The Labor Day holiday is the official end of summer. Many grills will roll back into storage as people return to school and work and the temperatures cool. With the 2023/2024 winter season on the horizon, the energy markets will turn attention away from gasoline, which tends to see prices peak during the driving season, to heating oil and natural gas.
Natural gas futures that trade on the CME’s NYMEX division are a highly volatile commodity that has experienced explosive and implosive price moves since the exchange introduced futures on natural gas for delivery at the Henry Hub in Erath, Louisiana, in 1990.
Over the past decades, the natural gas market has matured and evolved. Initially, U.S. natural gas was a domestic market, with flows limited to the North American pipeline network. Massive discoveries in the Marcellus and Utica shale regions and technological advances in extracting natural gas via fracking increased the supply side of the fundamental equation, pushing prices lower.
Since necessity is the mother of invention, technology provided the demand side with a solution, liquefication. LNG now travels the world by ocean vessels to regions where gas prices are far higher than in the U.S. Natural gas is a seasonal commodity, with the price historically peaking as the winter approaches; in 2023/2024, geopolitics could be the most significant factor impacting the path of least resistance of U.S. prices over the coming weeks and months.
A very volatile market since 2020
- NYMEX natural gas futures reached a twenty-five-year low at $1.432 in June 2020.
- NYMEX natural gas futures rallied to a fourteen-year $10.028 per MMBtu high in August 2022.
- The price dropped below the $2 level in March and April 2023.
The U.S. and Russia are the leading producers
- The United States is the world’s leading natural gas-producing and exporting country.
- Russia is the energy commodity’s second-leading producer and exporter.
- Iran and China are third and fourth, but their total output is 66% of Russia’s and 45% of the U.S. output.
The war in Ukraine impacts worldwide natural gas flows
- Russia had been Western Europe’s leading natural gas supplier.
- Russia uses natural gas, energy, and agricultural commodities as economic weapons against countries supporting Ukraine.
- Western Europe dodged a bullet during the 2022/2023 winter as warm temperatures did not cause supply shortages and extremely high prices.
- There is no guarantee the 2023/2024 winter will be the same.
U.S. inventories remain high- U.S. and European prices are turning higher
- As of August 25, U.S. natural gas inventories across the U.S. stood at 3.115 trillion cubic feet, 18.4% above last year and 8.7% higher than the five-year average.
- As the winter approaches, U.S. natural gas prices have increased to over the $2.75 per MMBtu level on the active month October NYMEX futures contract. Prices for January 2024 delivery are above $3.80 per MMBtu.
- K. natural gas futures prices reached bottoms in May 2023 after reaching record highs in March 2022 and have been trending higher.
- Dutch natural gas futures prices reached bottoms in June 2023 after peaking at record levels in March 2022 and have been trending higher.

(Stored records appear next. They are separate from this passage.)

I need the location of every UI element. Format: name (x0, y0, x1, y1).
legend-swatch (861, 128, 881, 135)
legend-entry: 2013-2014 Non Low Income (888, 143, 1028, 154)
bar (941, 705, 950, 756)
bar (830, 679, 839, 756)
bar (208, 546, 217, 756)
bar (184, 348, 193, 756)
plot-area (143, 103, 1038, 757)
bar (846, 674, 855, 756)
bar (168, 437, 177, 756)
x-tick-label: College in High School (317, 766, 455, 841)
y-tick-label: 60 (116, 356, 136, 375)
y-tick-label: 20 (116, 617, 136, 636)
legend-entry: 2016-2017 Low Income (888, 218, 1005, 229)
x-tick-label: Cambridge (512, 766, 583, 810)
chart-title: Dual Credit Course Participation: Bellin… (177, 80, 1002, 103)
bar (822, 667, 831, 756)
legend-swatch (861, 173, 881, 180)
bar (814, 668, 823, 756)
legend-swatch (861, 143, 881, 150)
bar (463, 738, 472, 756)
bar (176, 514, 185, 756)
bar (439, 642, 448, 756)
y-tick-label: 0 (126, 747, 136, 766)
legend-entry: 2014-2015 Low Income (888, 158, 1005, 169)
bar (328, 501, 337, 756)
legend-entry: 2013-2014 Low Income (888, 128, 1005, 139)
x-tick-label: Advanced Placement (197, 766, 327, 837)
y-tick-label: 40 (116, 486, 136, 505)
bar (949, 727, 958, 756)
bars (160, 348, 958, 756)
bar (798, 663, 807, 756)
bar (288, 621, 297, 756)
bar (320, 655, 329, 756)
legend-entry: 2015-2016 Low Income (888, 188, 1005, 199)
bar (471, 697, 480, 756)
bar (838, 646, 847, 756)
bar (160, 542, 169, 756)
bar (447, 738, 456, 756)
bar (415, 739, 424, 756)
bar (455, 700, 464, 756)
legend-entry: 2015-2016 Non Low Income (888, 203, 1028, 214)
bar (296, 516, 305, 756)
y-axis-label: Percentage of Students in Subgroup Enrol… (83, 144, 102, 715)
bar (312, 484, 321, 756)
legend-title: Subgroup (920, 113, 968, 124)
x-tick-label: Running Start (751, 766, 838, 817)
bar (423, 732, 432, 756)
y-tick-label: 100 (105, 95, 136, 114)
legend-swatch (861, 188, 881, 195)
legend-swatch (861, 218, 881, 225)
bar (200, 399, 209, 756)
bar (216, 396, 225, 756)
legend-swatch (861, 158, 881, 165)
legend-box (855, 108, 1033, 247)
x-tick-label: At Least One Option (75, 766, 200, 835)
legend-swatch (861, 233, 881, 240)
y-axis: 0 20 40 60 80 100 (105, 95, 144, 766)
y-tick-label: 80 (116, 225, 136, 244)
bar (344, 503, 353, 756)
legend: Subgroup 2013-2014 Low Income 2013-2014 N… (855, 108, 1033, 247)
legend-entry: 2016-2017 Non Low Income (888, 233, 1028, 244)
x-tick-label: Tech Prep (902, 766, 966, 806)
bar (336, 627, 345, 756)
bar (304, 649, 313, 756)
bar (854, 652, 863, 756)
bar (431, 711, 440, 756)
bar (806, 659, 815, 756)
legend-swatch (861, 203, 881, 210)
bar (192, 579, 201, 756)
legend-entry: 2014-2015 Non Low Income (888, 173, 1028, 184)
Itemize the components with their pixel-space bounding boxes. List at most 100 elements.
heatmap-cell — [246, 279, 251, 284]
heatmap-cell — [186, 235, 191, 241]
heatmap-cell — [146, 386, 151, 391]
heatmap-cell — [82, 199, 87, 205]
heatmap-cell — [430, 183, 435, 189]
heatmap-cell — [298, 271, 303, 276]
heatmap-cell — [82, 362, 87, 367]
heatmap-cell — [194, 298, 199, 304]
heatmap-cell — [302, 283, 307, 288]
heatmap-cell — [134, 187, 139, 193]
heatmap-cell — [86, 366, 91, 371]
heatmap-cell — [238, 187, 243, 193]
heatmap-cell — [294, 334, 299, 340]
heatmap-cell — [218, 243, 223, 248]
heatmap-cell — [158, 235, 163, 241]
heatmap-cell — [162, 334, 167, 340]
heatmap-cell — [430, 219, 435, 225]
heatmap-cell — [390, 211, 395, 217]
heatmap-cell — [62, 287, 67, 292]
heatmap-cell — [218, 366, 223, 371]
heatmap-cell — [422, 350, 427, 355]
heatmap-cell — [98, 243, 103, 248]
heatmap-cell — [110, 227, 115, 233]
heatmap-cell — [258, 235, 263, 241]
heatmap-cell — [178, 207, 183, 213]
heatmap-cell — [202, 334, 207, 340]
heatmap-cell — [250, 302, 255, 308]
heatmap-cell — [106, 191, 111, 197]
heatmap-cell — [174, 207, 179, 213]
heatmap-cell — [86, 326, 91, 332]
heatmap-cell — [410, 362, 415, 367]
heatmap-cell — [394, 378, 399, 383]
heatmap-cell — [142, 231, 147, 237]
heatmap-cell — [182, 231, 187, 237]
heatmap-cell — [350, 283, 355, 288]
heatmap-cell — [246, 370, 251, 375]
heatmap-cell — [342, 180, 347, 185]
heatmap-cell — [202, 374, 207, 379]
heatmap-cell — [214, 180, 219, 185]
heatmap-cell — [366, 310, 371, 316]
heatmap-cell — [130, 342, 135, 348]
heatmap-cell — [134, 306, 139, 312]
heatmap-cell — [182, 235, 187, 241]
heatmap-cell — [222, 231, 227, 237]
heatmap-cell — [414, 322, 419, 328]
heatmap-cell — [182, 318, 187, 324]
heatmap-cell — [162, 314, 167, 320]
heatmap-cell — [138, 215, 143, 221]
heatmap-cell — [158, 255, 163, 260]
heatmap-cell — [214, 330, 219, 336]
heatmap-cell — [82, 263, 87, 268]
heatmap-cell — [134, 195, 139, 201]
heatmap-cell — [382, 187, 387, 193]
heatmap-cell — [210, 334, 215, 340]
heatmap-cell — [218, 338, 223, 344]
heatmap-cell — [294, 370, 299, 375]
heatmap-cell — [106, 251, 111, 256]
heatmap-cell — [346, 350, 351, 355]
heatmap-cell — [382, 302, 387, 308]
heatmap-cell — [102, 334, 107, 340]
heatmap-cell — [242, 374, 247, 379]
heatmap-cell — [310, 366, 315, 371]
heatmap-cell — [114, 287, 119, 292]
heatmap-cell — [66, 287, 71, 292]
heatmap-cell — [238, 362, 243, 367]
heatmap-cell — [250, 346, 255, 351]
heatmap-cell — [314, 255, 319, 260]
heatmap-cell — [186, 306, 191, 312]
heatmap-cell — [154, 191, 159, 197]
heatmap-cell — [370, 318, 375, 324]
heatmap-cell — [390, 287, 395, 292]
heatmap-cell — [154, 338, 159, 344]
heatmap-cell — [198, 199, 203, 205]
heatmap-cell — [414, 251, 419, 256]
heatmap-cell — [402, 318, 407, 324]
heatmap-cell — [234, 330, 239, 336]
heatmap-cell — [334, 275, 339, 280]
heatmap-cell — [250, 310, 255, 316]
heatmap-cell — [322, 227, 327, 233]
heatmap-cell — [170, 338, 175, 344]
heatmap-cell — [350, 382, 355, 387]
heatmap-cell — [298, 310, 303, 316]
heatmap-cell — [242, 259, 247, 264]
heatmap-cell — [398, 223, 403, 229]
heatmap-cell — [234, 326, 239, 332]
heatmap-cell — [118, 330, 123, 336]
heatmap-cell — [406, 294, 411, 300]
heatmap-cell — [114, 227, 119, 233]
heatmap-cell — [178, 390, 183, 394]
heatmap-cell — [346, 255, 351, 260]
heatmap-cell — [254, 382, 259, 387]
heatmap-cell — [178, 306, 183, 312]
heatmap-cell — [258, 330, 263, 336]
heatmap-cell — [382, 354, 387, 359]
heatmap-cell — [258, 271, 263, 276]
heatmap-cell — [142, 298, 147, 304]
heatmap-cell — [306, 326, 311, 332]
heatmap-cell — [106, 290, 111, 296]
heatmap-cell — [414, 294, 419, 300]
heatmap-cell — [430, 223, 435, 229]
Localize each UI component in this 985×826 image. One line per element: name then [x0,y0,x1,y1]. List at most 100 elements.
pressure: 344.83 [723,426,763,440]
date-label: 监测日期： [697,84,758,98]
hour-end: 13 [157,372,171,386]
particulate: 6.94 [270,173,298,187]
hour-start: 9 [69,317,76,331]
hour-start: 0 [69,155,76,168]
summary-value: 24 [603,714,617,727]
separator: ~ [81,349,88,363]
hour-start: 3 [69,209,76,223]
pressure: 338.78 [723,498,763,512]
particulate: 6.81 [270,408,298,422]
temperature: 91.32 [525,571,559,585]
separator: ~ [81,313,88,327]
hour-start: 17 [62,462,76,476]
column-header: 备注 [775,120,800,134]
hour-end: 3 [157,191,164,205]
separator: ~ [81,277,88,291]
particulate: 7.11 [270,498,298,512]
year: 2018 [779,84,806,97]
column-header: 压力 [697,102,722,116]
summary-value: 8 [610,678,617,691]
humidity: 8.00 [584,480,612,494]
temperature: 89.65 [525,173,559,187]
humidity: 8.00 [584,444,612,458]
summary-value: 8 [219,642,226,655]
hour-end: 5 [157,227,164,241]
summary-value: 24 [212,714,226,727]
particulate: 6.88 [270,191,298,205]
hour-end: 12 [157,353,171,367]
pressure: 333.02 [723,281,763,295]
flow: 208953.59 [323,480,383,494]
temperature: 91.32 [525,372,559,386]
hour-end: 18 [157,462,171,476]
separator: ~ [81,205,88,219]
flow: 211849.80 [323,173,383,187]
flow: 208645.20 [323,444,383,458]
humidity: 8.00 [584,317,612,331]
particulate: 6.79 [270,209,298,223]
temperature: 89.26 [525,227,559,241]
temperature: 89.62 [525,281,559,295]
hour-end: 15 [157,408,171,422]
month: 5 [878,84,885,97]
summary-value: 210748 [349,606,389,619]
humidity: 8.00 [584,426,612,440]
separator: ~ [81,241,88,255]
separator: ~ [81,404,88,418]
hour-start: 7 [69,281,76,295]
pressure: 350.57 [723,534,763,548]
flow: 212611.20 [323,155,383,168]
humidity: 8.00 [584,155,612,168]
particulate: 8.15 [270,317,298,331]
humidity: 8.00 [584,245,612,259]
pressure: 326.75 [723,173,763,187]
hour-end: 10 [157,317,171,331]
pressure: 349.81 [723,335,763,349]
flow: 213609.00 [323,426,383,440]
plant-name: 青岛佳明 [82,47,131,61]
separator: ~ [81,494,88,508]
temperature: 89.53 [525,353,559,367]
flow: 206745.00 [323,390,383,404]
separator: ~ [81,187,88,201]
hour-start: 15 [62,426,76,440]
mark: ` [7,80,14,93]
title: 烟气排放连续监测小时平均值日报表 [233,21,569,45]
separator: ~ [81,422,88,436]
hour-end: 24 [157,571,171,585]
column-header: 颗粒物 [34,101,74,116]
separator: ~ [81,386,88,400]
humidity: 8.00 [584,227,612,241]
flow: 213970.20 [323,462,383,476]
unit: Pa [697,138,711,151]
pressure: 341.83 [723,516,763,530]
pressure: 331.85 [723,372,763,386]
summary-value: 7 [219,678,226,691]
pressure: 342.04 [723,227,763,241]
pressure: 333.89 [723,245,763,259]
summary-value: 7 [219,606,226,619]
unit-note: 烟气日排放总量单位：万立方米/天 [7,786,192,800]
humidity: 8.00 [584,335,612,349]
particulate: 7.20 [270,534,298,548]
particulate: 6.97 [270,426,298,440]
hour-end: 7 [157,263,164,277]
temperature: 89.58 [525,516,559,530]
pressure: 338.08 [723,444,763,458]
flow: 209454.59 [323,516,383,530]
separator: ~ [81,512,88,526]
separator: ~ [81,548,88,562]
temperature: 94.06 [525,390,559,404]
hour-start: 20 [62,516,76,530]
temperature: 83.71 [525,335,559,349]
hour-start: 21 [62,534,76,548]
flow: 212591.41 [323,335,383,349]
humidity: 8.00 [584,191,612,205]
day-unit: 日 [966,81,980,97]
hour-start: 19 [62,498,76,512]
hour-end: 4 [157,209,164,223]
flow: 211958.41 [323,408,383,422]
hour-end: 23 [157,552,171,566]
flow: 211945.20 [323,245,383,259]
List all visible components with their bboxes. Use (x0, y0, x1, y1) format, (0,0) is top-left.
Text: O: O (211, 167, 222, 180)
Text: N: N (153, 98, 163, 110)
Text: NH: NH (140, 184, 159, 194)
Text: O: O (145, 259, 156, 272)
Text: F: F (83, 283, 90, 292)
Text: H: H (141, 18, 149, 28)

Risk-reward favors the upside- Two products that will rally if natural gas prices increase
- Seasonality favors the upside in natural gas as the winter approaches.
- While the forward curves for winter display higher prices, they are significantly lower than the March 2022 highs.
- UNG is the ETF that tracks U.S. natural gas futures prices.
- BOIL is a leveraged ETF for natural gas, making it a short-term trading tool for bullish exposure.
- Seasonality, the ongoing war in Ukraine, and the current low prices suggest that risk-reward in natural gas favors the upside for the coming months.